Start of systemd timers after install/update of a package

Michael Scherer misc at zarb.org
Fri Jan 25 00:33:48 UTC 2013


Le jeudi 24 janvier 2013 à 17:30 +0000, "Jóhann B. Guðmundsson" a
écrit :
> On 01/24/2013 04:28 PM, Bill Nottingham wrote:
> > Tomas Mraz (tmraz at redhat.com) said:
> >> On Thu, 2013-01-24 at 16:03 +0100, Jochen Schmitt wrote:
> >>> Hello,
> >>>
> >>> I have tried to migrating the cron jobs of the inn package to systemd timers.
> >>> Unfortunately, I have got the following problem. After a install/update of the
> >>> package the timer will only start the service unit only once time. The service
> >>> was not started after the configure period was expired. But when I have restart
> >>> the system, it's works as expected.
> >>>
> >>> So I would to ask, what I have to concern when I want to migrate to systemd timers.
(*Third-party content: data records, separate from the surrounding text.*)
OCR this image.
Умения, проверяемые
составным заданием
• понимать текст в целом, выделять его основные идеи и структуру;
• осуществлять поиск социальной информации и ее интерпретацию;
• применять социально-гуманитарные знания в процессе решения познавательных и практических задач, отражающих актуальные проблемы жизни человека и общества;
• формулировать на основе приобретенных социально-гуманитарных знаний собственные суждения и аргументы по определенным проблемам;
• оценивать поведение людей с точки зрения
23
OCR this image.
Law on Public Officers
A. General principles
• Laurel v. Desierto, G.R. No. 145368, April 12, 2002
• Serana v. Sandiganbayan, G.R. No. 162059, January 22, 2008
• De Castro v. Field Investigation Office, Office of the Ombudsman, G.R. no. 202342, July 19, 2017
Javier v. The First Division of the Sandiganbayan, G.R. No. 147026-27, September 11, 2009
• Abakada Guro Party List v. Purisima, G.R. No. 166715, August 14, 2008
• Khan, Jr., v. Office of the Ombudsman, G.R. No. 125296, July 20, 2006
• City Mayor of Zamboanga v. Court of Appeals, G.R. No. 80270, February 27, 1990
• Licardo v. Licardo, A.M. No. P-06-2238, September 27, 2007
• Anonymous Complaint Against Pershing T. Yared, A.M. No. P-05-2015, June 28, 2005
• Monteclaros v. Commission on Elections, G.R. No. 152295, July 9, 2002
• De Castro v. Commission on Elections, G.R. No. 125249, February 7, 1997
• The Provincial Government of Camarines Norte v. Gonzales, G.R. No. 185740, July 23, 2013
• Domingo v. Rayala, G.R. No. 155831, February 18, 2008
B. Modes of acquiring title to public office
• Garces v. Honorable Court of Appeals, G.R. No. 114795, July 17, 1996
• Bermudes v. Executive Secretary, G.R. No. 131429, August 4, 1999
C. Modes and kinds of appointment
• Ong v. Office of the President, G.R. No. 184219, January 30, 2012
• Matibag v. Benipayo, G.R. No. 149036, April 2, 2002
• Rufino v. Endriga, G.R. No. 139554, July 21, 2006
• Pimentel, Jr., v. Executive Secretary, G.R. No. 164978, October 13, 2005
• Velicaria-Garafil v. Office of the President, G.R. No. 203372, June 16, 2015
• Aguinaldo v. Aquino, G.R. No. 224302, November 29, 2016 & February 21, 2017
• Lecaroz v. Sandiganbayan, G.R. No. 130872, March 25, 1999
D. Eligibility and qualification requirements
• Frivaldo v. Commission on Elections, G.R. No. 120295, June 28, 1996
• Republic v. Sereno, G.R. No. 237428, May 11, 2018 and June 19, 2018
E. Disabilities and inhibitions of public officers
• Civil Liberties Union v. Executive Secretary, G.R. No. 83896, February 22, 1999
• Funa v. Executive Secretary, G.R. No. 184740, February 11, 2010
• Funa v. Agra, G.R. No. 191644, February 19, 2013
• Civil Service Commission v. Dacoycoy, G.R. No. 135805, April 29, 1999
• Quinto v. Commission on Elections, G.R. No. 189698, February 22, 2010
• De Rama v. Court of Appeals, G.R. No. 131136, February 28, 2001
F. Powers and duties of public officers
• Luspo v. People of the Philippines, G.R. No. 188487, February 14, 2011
> >> I think that massive migration of services from cron to systemd timers
> >> is very premature and should be actively at least discouraged by
> >> packaging directives.
> > I'm somewhat skeptical of the benefit of migration in general. I'm really
> > skeptical that the place you start reducing the dependency load is inn.
> 
> I have started looking into migration of cron jobs to native systemd 
> time units as I mentioned I would do with fesco on the last meeting.
> 
> Out of the total 99 cron job the distribution ship there are 38 which 
> come with service related packages thus might be applicable to migration 
> from my pov the rest should just be left as is.
> 
> What surprised me the most was that none of those components packages 
> depended on cron which was the same thing with rsyslog when I looked 
> into that which is what I expected they would do.
> 
> Maybe it's just me but is there not something more broken/alarming with 
> that or is just me and this is just acceptable from packaging standpoint?